The Catholic Church has long emphasized traditional binary views of gender. But in many places, both present and past, individuals have been able to push back against gender norms. Even in the ancient Roman Empire, individuals could transgress traditional conceptions of gender roles in various ways. While Roman notions of femininity and masculinity were strict as regards clothing, for instance, there is evidence to suggest that individuals could and did breach these norms, although they were likely to be met with ridicule or scorn.

As a scholar of Greek and Latin literature, I have studied the “Galli,” male followers of the goddess Cybele. Their appearance and behaviors, often considered feminine, were commented on extensively by Roman authors: They were said to curl their hair, smooth their legs with pumice stones and wear fine clothing. They also, but not always, surgically removed their testicles.

In the philosophical treatise “Hymn to the Mother of the Gods,” Julian the Philosopher, the last pagan emperor of the Roman empire, writes about the history of the cult of Cybele. In this treatise, he describes the cult’s main figures and how some of its rites were performed.

Often referred to as the Mother of the Gods, Cybele was first worshiped in Anatolia.
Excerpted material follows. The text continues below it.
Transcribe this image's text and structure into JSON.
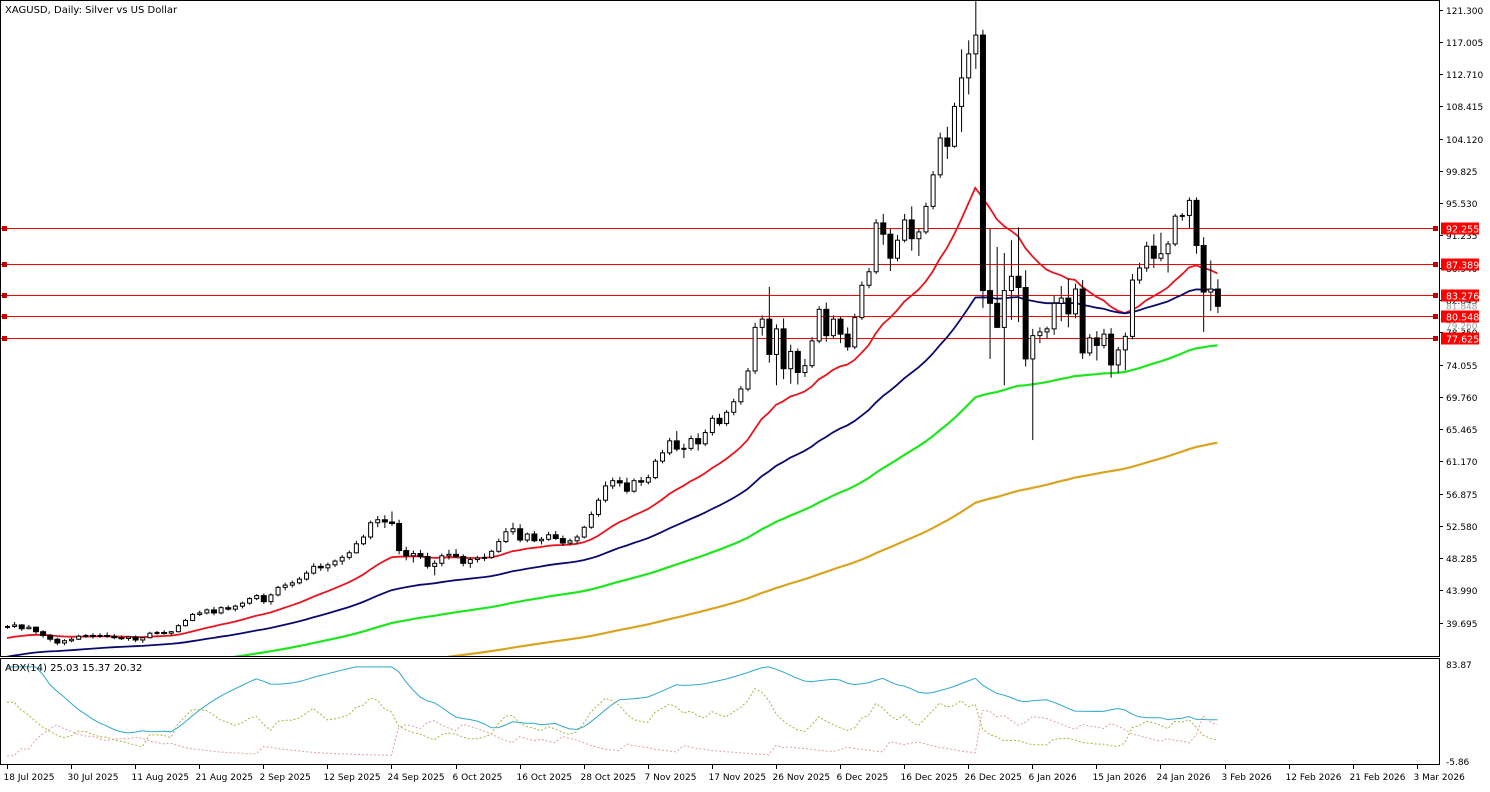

Her most famous cult site was located at Pessinous, the modern Turkish village of Ballıhisar, about 95 miles southwest of Ankara, where Julian stopped to pay a visit on his journey to Antioch in 362 C.E.

 

Cybele was known in Greece by around 500 B.C.E. and introduced to Rome sometime between 205 and 204 B.C.E. In Rome, where she came to be recognized as the mother of the state, her worship was incorporated into the official roster of Roman cults, and her temple was built on the Palatine, the political center of Rome.

Cybele’s cult gave rise to a group of male followers, or attendants, known as Galli. Among the surviving material evidence related to their existence are sculptures, as well as a Roman burial of an individual Gallus discovered in Northern England.

A statue from Ostia, Rome’s port city, depicts a reclining Attis, Cybele’s youthful male human companion.

What is highly unusual about this statue, which is at the Vatican museum, is how the sculptor has draped the clothing to draw attention to Attis’ groin and stomach: No discernible genitalia are visible. Attis, at first sight, appears to be a woman.